VAN DIS, Adriaan


Zo gruwelijk (voor Caroline) *


Toen zij merkte dat hij steun zocht bij een wandelstok

en bij het trappenlopen halverwege zitten moest

– het voorhoofd klam en met een nare rokershoest –

toen wist ze: trouw van je leven nooit een ouwe sok.


Ze vloekte binnensmonds en hees haar manlief op

en voelde weer de schaamte voor dat ouwe lijf,

eens had ze het bemind, nu was het stijf,

ook had hij schilfers op zijn kale kop.


En dood gaan deed hij niet, dat ouwe lijk.

Niks kreeg hij meer omhoog, zij moest alles voor hem dragen,

als ze er ook maar iets van zei, begon hij jammerlijk te klagen,

dan beet ze op haar lip, en dacht: ik zet hem aan de dijk.


‘s Nachts snurkte hij en zag ze tanden trillen in een waterglas.

Wie bluste in hun lits-jumeaux haar vuur? Zij zou weer ongedurig woelen

en meteen na het ontwaken zijn pyamabroek uitspoelen

omdat hij er drie keer uit moest voor een branderige plas.


Maar weggaan dorst ze niet, want wat zij dacht, kon hij zelfs niet raden.

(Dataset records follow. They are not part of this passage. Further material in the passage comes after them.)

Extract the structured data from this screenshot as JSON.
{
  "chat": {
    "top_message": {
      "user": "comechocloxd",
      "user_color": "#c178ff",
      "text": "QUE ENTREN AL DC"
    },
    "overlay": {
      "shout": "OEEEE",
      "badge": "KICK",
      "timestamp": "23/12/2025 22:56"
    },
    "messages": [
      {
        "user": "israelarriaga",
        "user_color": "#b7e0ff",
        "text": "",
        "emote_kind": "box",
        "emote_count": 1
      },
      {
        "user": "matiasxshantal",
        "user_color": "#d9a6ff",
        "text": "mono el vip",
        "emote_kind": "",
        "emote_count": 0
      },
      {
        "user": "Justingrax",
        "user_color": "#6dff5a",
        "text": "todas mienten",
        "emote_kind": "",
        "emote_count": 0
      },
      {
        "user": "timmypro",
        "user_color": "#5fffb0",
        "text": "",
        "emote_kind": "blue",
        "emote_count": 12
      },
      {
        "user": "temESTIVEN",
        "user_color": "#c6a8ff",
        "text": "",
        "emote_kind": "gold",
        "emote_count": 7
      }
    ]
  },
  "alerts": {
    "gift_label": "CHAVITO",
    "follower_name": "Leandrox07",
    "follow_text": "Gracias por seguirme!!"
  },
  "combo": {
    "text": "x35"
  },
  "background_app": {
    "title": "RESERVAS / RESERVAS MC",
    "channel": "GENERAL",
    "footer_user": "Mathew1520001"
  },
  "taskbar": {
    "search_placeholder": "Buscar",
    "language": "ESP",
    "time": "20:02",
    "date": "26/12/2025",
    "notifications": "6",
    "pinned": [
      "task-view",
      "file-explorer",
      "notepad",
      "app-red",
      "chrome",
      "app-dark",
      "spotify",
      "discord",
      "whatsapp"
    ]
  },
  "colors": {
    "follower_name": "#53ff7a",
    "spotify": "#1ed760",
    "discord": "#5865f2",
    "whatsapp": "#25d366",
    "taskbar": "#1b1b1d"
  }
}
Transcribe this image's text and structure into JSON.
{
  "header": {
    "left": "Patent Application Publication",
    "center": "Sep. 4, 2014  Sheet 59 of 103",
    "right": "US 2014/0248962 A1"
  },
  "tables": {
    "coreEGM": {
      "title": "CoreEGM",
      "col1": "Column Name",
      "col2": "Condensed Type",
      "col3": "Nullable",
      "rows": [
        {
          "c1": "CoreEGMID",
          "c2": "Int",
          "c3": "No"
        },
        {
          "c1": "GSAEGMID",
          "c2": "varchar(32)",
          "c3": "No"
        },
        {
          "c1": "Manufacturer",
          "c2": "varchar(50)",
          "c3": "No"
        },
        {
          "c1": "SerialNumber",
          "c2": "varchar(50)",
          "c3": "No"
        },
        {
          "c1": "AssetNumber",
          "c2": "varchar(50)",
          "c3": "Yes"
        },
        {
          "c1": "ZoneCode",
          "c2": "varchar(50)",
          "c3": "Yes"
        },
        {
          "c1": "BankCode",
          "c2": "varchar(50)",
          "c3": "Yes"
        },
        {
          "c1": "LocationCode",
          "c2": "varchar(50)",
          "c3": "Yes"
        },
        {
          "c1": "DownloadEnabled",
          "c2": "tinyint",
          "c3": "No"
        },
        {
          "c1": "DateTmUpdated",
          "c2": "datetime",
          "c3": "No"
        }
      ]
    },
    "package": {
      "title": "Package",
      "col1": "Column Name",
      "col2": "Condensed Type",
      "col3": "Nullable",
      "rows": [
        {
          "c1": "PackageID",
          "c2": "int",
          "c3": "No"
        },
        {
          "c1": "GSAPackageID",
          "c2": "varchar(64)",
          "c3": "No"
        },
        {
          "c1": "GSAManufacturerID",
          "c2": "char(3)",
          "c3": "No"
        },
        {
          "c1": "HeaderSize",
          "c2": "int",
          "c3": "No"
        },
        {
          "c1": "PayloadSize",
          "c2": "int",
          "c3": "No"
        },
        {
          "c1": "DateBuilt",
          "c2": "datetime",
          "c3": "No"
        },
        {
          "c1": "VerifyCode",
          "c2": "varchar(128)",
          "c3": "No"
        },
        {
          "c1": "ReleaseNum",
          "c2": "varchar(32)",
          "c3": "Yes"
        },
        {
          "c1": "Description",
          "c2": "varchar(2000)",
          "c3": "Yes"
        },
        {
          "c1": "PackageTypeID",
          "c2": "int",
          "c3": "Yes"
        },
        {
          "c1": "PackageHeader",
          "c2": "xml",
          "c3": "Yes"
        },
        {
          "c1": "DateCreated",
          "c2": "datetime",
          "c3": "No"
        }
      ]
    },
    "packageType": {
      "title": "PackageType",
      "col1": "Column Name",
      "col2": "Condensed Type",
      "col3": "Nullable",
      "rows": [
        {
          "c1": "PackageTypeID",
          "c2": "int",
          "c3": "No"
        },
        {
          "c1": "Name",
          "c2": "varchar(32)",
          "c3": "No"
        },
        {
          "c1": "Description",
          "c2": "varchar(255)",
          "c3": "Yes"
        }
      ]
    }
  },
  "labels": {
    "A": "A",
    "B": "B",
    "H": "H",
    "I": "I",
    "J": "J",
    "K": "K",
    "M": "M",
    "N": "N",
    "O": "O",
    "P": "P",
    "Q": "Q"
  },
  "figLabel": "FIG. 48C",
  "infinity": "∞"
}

Hij wist van voren niet dat hij van achter leefde

en als hij naast haar stond en zo aandoenlijk beefde,

begreep ze dat een scheiding nog het meest haar zelf zou schaden.


Zo gingen jaren heen en zij onthield wat hij vergeten zou:

zijn pincode, zijn vrienden en al het lief en leed.

Ze heeft hem jaren zwijgend aan- en uitgekleed,

ze bleef per slot van rekening zijn vrouw.